FOCUS – Le Musée de la résistance et de la déportation de Grenoble propose jusqu’au 17 octobre 2017 l’exposition « Absences, Ausencias ». Un travail original du photographe Gustavo Germano autour des victimes des dictatures argentines et brésiliennes dans les années 60 et 70 qui ne peut laisser le visiteur insensible.
Photographier l’absence – les absences, ausencias en espagnol –, tel est le défi relevé par Gustavo Germano dans les années 2000. Un travail au cœur de l’exposition « Absences, Ausencias », présentée au Musée de la résistance et de la déportation de Grenoble jusqu’au 17 octobre 2017.
En l’occurrence, il s’agit de l’absence des victimes des dictatures militaires argentines et brésiliennes qui ont brutalement réprimé toute forme de « subversion politique » sur leur territoire. Avec, à la clé, des dizaines de milliers de disparus.
Une répression d’autant plus meurtrière qu’elle a bénéficié de l’aide de l’ensemble des dictatures militaires implantées sur le territoire sud-américain dans les années 70. C’est en 1975 que la fameuse Opération Condor unira ces régimes fascistes pour faciliter la traque des opposants sur tout le continent, et parfois même à l’extérieur de celui-ci.
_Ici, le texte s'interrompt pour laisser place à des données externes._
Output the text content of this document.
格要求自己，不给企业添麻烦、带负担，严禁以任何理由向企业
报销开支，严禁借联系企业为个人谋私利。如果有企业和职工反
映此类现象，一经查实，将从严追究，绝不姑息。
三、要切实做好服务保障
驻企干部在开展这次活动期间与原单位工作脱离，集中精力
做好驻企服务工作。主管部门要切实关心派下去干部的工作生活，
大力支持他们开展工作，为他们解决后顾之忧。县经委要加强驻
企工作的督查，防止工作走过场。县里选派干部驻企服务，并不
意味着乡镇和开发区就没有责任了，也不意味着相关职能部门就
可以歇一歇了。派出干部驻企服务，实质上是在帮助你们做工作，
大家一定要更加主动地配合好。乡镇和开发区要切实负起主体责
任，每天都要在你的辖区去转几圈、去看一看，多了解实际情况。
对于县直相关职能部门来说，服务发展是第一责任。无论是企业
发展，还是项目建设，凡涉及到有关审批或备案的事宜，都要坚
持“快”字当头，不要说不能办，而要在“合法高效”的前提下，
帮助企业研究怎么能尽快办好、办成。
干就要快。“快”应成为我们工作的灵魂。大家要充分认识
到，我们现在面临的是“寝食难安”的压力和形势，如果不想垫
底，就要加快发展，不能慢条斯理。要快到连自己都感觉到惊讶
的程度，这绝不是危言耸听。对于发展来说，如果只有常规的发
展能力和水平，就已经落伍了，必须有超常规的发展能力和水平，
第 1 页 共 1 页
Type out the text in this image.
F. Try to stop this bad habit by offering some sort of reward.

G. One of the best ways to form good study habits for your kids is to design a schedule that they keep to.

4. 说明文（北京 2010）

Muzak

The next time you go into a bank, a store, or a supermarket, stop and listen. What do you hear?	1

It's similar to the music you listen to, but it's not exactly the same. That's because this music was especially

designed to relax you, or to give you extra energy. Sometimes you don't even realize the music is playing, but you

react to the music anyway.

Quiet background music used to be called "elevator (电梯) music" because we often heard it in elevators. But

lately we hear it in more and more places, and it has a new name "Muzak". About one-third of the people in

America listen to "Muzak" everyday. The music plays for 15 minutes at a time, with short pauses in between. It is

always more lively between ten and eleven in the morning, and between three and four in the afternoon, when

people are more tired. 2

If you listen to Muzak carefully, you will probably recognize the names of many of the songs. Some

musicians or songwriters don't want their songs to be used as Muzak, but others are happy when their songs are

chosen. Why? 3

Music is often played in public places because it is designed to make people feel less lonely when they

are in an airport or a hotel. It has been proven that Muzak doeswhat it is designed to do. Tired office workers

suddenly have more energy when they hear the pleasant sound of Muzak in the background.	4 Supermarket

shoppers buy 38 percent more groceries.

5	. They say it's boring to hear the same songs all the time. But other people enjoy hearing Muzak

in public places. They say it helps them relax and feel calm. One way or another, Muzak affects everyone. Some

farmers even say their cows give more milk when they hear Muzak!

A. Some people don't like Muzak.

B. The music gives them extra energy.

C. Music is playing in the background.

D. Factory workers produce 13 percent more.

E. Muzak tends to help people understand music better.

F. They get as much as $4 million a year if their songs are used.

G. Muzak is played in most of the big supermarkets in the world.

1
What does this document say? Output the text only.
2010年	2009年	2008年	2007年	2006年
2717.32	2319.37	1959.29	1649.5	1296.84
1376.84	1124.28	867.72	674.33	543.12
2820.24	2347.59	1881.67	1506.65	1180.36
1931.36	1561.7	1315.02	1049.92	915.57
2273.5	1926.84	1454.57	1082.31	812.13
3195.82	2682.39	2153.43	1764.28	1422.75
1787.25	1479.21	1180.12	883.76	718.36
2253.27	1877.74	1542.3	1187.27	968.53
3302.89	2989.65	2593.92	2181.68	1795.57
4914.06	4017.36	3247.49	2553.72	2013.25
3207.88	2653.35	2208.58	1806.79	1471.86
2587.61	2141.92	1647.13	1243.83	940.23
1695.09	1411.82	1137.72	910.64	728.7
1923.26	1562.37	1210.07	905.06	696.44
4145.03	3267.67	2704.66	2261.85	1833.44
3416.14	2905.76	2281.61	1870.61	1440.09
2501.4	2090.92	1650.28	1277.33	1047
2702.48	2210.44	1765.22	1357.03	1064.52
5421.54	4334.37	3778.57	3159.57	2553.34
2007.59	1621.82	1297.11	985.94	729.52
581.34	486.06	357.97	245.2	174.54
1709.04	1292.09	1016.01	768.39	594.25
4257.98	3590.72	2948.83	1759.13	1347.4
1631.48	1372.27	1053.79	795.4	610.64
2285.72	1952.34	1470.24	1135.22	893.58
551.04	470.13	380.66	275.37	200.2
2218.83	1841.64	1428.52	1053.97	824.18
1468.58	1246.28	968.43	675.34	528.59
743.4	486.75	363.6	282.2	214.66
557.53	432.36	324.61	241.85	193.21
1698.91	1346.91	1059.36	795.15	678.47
Ce n’est pas la première fois que le Musée de la résistance se penche sur l’Histoire, trop méconnue, des dictatures d’Amérique latine. L’exposition Exiliados s’était ainsi penchée en 2013 sur les exilés chiliens fuyant l’arrivée au pouvoir de Pinochet, dont beaucoup trouvèrent asile dans le quartier de la Villeneuve de Grenoble. Ici, c’est dans le sillage des quarante ans de la prise de pouvoir de la junte militaire en Argentine, en 1976, que se situe cette nouvelle exposition.
La présence de l’absence
Le travail entrepris par le photographe barcelonais d’origine argentine Gustavo Germano se distingue par sa pertinence autant que par sa crudité. « Nous avons voulu présenter quelque chose d’extrême, de limite : la présence de l’absence », note-t-il. En se basant sur des photographies prises entre amis ou en famille dans les années 60 et 70, il recrée trente ou quarante ans plus tard le même plan, dans le même lieu, avec les mêmes personnes… et l’absence de celui ou celle qui n’a pas survécu à la dictature.
Une femme sans son mari, une sœur sans son frère, une femme sans ses père et mère… Le temps a effacé de l’image un proche, un ami, qui ne demeure plus que dans les souvenirs, et gravé sur une pellicule en noir et blanc. Qui n’a pas eu l’occasion de vieillir en même temps que les autres, de partager avec eux leur existence. Fauché par ce que le photographe nomme un « terrorisme d’État » dévorant les enfants de son propre pays. Et laissant tant de Mafalda orphelines.
« C’est la première fois que sont exposées ensemble les deux séries de photos, celles en Argentine et celles au Brésil. C’est très important pour nous, les familles de disparus argentines dans mon cas, de pouvoir faire le lien avec le cas d’autres disparus, notamment au Brésil, puisque le principe de disparition forcée était une phénomène qui s’est développé dans différents pays », tient à souligner Gustavo Germano.
Replacer les faits dans leur dimension historique
Il en va de même pour le catalogue de l’exposition proposé par le Musée, esthétiquement irréprochable et d’une grande richesse. Où l’on retrouvera le même caractère sensible et lourd de sens du travail du photographe.
Si le Musée de la résistance de Grenoble “délaisse” le principe de l’exposition thématique pour confier ses murs au travail unique d’un photographe professionnel, il n’en oublie pas pour autant de toujours contextualiser, replacer les faits dans leur dimension historique, à travers des textes explicatifs de qualité, judicieusement illustrés.
Des textes par ailleurs rédigés en français, en espagnol et en portugais. Un parti-pris logique pour une exposition évoquant l’Argentine et le Brésil, mais aussi une volonté affichée du musée, et du Conseil départemental dont il dépend, de favoriser ainsi les visites scolaires, à travers notamment les classes de langues des collèges.